DBS Group Research: Rupiah antara Rp14.000-Rp15.000 per US$ hingga 2022

Kebutuhan untuk mengamankan stabilitas rupiah menambah alasan bank sentral untuk menahan suku bunga.

Karyawan menunjukkan uang rupiah dan dolar AS di Bank Mandiri Syariah, Jakarta, Senin (20/4/2020). Foto Antara/Nova Wahyudi/wsj.

DBS Group Research memperkirakan, rupiah akan stabil antara Rp14.000 dan Rp15.000 per dolar AS hingga 2022. Sejak perang dagang AS-China merebak pada 2018, nilai tukar telah berhasil melewati beberapa rangkaian gejolak.

"Sebuah pencapaian yang tercermin sangat baik lewat penghargaan yang diraih Bank Indonesia sebagai manajer cadangan devisa terbaik di Central Banking Awards 2021. BI diakui atas keberhasilannya menstabilkan rupiah selama pandemi Covid di bawah kerangka alokasi strategis faktor makro baru," kata DBS Group Research dalam keterangan tertulisnya, Kamis (23/9).

Terlepas dari beberapa gejolak pada kurva imbal hasil surat berharga pemerintah AS yang lebih tajam pada awal tahun ini, rupiah membuktikan ketahanannya terhadap gelombang Covid-19 mematikan kedua sejak Juni hingga Juli dan sikap Bank Sentral AS yang condong keras sejak Juni.

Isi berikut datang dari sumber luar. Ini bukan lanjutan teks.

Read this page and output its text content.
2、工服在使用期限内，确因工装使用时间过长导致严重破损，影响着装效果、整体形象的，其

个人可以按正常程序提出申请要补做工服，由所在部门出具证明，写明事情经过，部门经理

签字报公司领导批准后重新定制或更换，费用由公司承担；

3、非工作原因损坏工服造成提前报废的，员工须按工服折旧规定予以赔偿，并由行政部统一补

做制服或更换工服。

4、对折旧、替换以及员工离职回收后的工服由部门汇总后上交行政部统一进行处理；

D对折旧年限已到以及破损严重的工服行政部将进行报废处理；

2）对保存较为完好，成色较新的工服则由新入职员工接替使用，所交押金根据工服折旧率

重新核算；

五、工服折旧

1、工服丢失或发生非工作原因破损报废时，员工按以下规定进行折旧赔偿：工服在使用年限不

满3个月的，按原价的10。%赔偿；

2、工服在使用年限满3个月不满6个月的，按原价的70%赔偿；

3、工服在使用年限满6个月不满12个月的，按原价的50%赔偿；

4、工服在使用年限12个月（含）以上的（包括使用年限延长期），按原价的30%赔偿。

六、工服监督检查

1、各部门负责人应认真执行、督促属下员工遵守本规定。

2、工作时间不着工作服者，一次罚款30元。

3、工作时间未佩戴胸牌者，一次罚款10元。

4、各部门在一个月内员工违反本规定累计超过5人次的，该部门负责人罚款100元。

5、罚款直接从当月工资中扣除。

Berbeda dengan episode taper tantrum 2013, Indonesia tidak dicirikan oleh ketidakseimbangan makroekonomi utama saat ini. Sebagai contoh, Indeks Harga Konsumen (Consumer Price Index, CPI) dan inflasi inti berada di bawah target resmi 2-4% sejak Agustus 2020. Meskipun defisit transaksi berjalan kembali pada paruh pertama 2021 setelah surplus pada paruh kedua 2020, selisihnya tidak sebesar pada 2013. Meskipun demikian, lembaga pemeringkat menaruh perhatian pada komitmen pemerintah untuk melakukan konsolidasi fiskal pasca skema berbagi beban fiskal untuk memerangi pandemi.

Bank Sentral AS sendiri berniat untuk mulai mengurangi pembelian aset sebelum akhir 2021, faktor utama yang mendukung dolar AS tahun ini. Untuk saat ini, tidak ada pengulangan perbedaan kebijakan moneter utama (misalnya Abenomics dan ECB QE vs penurunan pembelian aset dan kenaikan nilai tukar AS) yang mendorong dolar AS naik pada 2013-2015. Namun, gejolak pasar keuangan dapat meningkat karena lebih banyak bank sentral global menghentikan stimulus pandemi mereka.